The board’s interpretation makes “no sense,” Trueman said. The Alliance Defense Fund and the other groups contend that Playboy, Penthouse, Perfect 10 and a host of other publications and videos sold in the exchanges are prohibited by the law.

“Who reviews the review board? I wonder if there are any military wives on this review board,” he said. “You hear people say, ‘I only buy it for the articles,’ but who believes that?

“How could a person with any ... common sense say these are not sexually explicit? The Department of Defense feels awkward about taking porn away from service members.”

He cited incidents of sexual harassment in the military and other problems that he contends are exacerbated by pornography.

“I know from my 20 years as a prosecutor and as an activist that men involved in porn look at women in a different way,” he said. “At the military academies, they’re selling the same magazines. Don’t women deserve to be safe in that environment?”

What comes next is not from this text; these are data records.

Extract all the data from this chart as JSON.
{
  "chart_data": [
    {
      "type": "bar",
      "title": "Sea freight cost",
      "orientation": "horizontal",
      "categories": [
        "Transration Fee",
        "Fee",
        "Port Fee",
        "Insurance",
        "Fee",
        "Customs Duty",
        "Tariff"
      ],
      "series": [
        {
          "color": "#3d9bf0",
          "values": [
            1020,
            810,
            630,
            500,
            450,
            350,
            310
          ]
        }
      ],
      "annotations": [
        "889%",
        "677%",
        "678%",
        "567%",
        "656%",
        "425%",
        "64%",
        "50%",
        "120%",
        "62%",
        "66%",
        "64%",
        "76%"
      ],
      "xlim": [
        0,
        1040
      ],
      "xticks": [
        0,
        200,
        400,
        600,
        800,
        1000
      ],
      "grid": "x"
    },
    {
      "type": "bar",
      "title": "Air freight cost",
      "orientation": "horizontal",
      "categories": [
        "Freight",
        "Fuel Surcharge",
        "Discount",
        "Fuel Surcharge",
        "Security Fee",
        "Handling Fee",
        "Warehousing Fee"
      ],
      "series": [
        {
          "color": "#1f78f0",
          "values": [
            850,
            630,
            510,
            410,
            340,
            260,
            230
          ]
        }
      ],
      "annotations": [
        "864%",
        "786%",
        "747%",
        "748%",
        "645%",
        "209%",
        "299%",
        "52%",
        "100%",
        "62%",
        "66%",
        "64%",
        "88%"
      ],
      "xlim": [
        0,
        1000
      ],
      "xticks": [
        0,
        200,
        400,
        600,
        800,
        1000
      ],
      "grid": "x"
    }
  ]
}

While Trueman was serving as chief of the child exploitation and obscenity section in the criminal division of the Justice Department, he said, he tried unsuccessfully to get Presidents Reagan and George H.W. Bush to issue executive orders banning porn in military exchanges. He later supported the 1996 law.

The groups were prompted to complain to Gates, Trueman said, after concerns were raised this spring by some troops and their families that porn was still sold in exchanges.

Army wife MaryAnn Gramig, who lives at Fort Knox, Ky., and is the research and policy director for the nonprofit organization Rock: Building Stronger Communities and Families, said she surveyed a number of exchanges by phone, including those at the academies, after some complaints were raised.

“I happened to be a military spouse working for a pro-family group,” she said.

But she’s long been aware of adult materials sold in the exchange at her own base, she said.

“I have three children, and we shop at the exchange. I don’t let them go to the periodical section without me,” she said. “There’s enough stress on the military and families. This doesn’t help.”